In this post I am going to discuss one aspect of speculative fiction that defines the genre; world-building. A number of authors have used the imagined topographies of their invented world to explore religious and theological questions. And explore is precisely the verb, as characters are quite literally able walk through theological constructs. It is a literary technique with antecedents stretching back at least to the Middle Ages, if not earlier. Think of Dante’s Divine Comedy and its predecessors.

C.S. Lewis, of course, directly lifted a number of medieval literary topographies in his allegorical Narnia chronicles. The Voyage of the Dawn Treader, for example, was based on the Navigatio Sancti Brendani which narrates St Brendan’s voyage to find paradise. I find The Voyage of the Dawn Treader to be the least interesting of the Narnia chronicles, as a religious studies scholar. Sure, Reepicheep finds his way to paradise, but the book as a whole doesn’t really address any interesting questions and contents itself with a few moralizing asides on the sins of greed.

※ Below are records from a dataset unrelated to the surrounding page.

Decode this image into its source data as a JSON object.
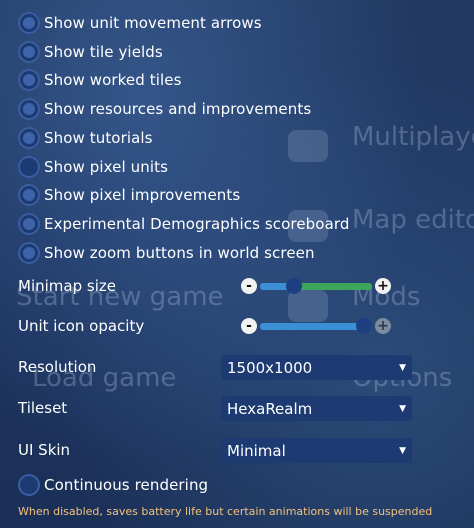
{
  "background": {
    "texts": [
      "Multiplayer",
      "Map editor",
      "Start new game",
      "Mods",
      "Load game",
      "Options"
    ]
  },
  "checkboxes": [
    {
      "label": "Show unit movement arrows",
      "checked": true
    },
    {
      "label": "Show tile yields",
      "checked": true
    },
    {
      "label": "Show worked tiles",
      "checked": true
    },
    {
      "label": "Show resources and improvements",
      "checked": true
    },
    {
      "label": "Show tutorials",
      "checked": true
    },
    {
      "label": "Show pixel units",
      "checked": false
    },
    {
      "label": "Show pixel improvements",
      "checked": true
    },
    {
      "label": "Experimental Demographics scoreboard",
      "checked": true
    },
    {
      "label": "Show zoom buttons in world screen",
      "checked": true
    }
  ],
  "minimap": {
    "label": "Minimap size",
    "value_fraction": 0.27,
    "minus": "-",
    "plus": "+"
  },
  "unit_icon_opacity": {
    "label": "Unit icon opacity",
    "value_fraction": 1.0,
    "minus": "-",
    "plus": "+"
  },
  "resolution": {
    "label": "Resolution",
    "value": "1500x1000"
  },
  "tileset": {
    "label": "Tileset",
    "value": "HexaRealm"
  },
  "ui_skin": {
    "label": "UI Skin",
    "value": "Minimal"
  },
  "continuous_rendering": {
    "label": "Continuous rendering",
    "checked": false
  },
  "note": "When disabled, saves battery life but certain animations will be suspended",
  "colors": {
    "accent": "#3f63a8",
    "slider_blue": "#3b8fd6",
    "slider_green": "#3ea65a",
    "note": "#f2c27a"
  }
}
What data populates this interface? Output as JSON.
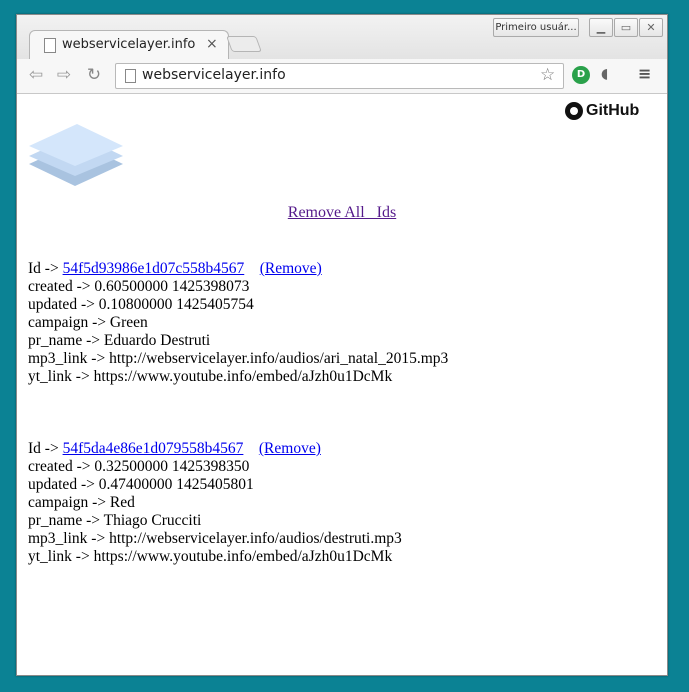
{
  "titlebar": {
    "profile_label": "Primeiro usuár..."
  },
  "tab": {
    "title": "webservicelayer.info",
    "close": "×"
  },
  "toolbar": {
    "url": "webservicelayer.info",
    "back": "⇦",
    "forward": "⇨",
    "reload": "↻",
    "star": "☆",
    "ext_label": "D",
    "ext2": "◖",
    "menu": "≡"
  },
  "colors": {
    "desktop": "#0b8294",
    "link": "#0000ee",
    "visited": "#551a8b"
  },
  "header": {
    "github_label": "GitHub"
  },
  "remove_all": {
    "label": "Remove All   Ids"
  },
  "records": [
    {
      "id_prefix": "Id -> ",
      "id_value": "54f5d93986e1d07c558b4567",
      "remove_label": "(Remove)",
      "created": "created -> 0.60500000 1425398073",
      "updated": "updated -> 0.10800000 1425405754",
      "campaign": "campaign -> Green",
      "pr_name": "pr_name -> Eduardo Destruti",
      "mp3_link": "mp3_link -> http://webservicelayer.info/audios/ari_natal_2015.mp3",
      "yt_link": "yt_link -> https://www.youtube.info/embed/aJzh0u1DcMk"
    },
    {
      "id_prefix": "Id -> ",
      "id_value": "54f5da4e86e1d079558b4567",
      "remove_label": "(Remove)",
      "created": "created -> 0.32500000 1425398350",
      "updated": "updated -> 0.47400000 1425405801",
      "campaign": "campaign -> Red",
      "pr_name": "pr_name -> Thiago Crucciti",
      "mp3_link": "mp3_link -> http://webservicelayer.info/audios/destruti.mp3",
      "yt_link": "yt_link -> https://www.youtube.info/embed/aJzh0u1DcMk"
    }
  ]
}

Where speculative fiction gets interesting is when authors use world-building not simply to give geographical form to a particular cosmology, but to address issues like the problem evil, often in ways that subvert orthodox theology.

Philip Pullman positioned the trilogy, His Dark Materials, as secular humanist response to C.S. Lewis’ Christian allegories.  Like Lewis, he drew on a long literary tradition of allegorical topographies. In his case, Milton’s Paradise Lost and Paradise Regained were the principle touchstones.  In book three of Pullman’s trilogy, The Amber Spyglass, Lyra and Will descend into the underworld. There they discover that the souls of the dead have been imprisoned by the Authority, who represents the establishment of organized religion, and they must release these souls to disperse into the world as Dust by cutting a hole out of the underworld using the subtle knife.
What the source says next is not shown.